When my mom's father passed away when she was a child, this would have been about 1936 or 1937, he was also "laid out" in the parlor for 2 days for his wake -- I guess there were no funeral homes in the 1930's? That always has kind of creeped me out thinking about having a wake in your home. After my grandfather died, my grandmother rented out a room in her house to single ladies to bring in extra money.
Fortunately my mom's two older sisters were old enough to work and bring in some money after their dad died. When WWII broke out, my mom's two older sisters went to work for the federal government in Washington DC where jobs were plentiful. My oldest aunt, Mildred, met her husband in Washington DC, and they married just before he was shipped to Europe during WWII. My mom's second sister, Alice, unfortunately developed kidney failure while living in Washington DC and died at the age of 23. In the early 1940's kidney dialysis was not developed yet, and Alice wasn't even sick for a month before she died of kidney failure.
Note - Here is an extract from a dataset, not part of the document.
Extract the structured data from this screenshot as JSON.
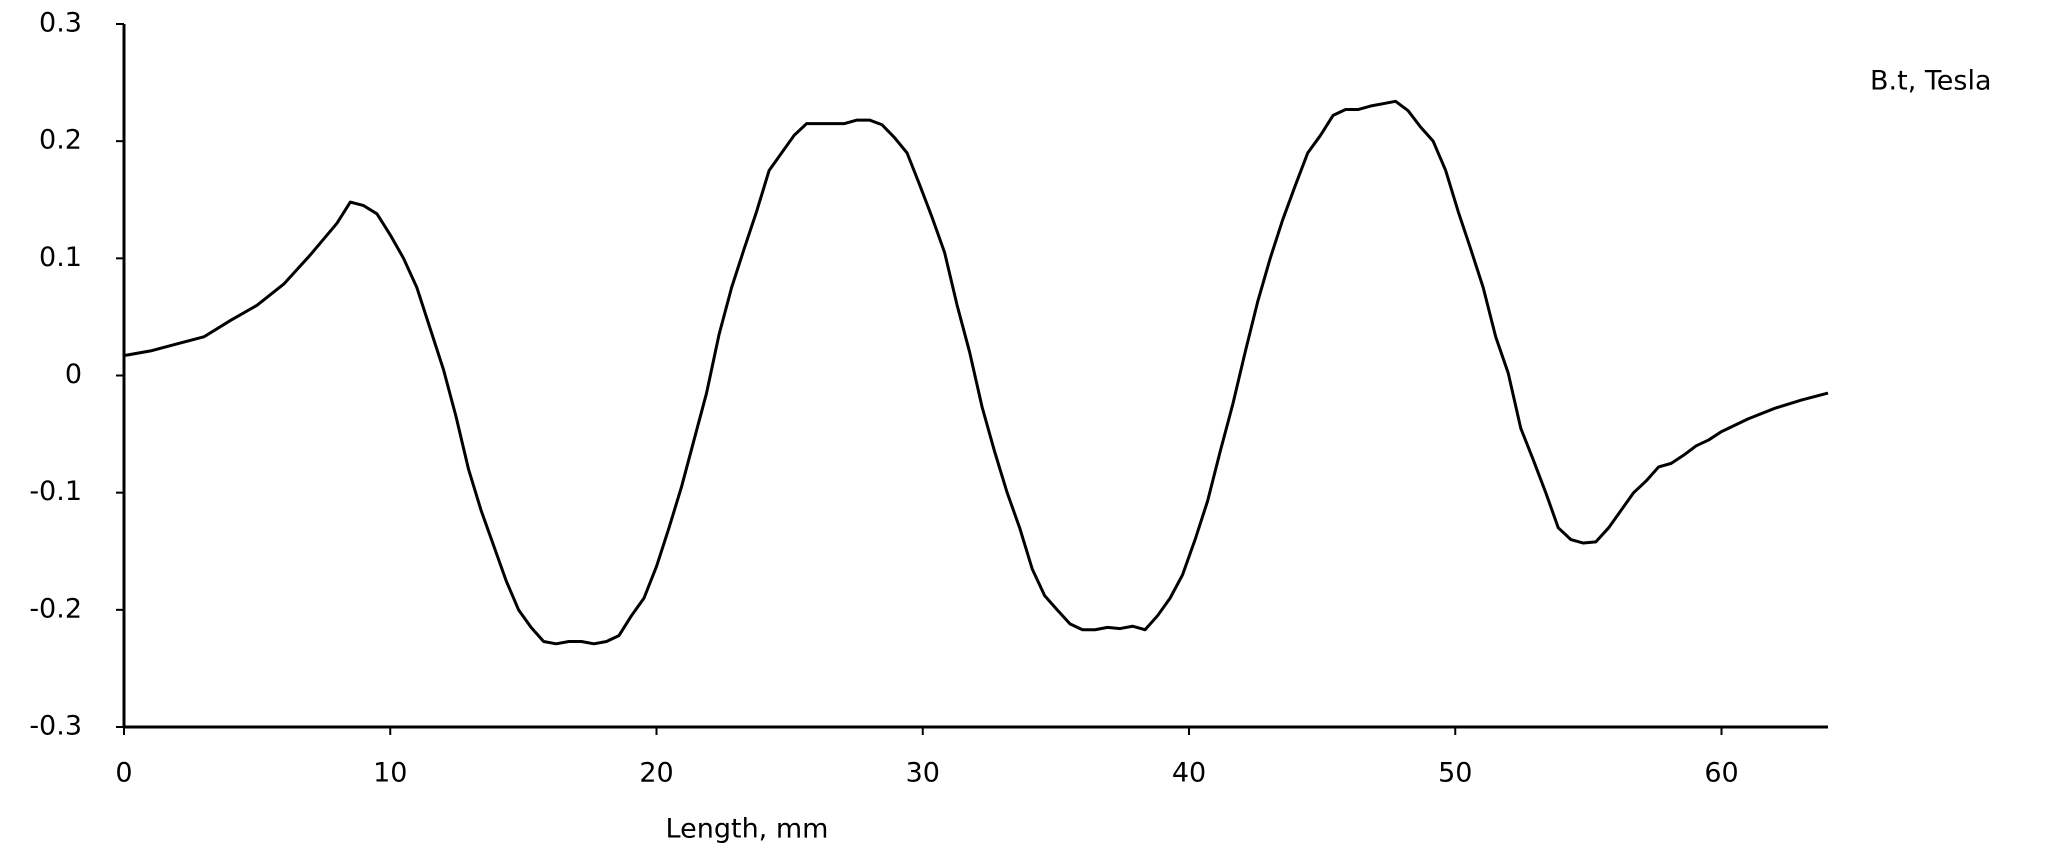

My mom and her mom got to Washington DC on the train from Iowa just 2 days before my Aunt Alice died. Unfortunately my mom also developed renal failure when she turned 64 in 1994, and she spent her last 3 years on kidney dialysis, so I am wondering if kidney disease runs on my mom's side of the family since both my mom and her sister had it. I have given some thought about being a living kidney donor to someone not related to me, but with both my mom and my aunt having kidney disease, I'm not sure if I should do that or not.
Both of my parents were born at home in 1930. I know that home births have caught on somewhat in recent years, but there is no way in he___ that I would choose to have a baby at home. Different strokes for different folks I guess.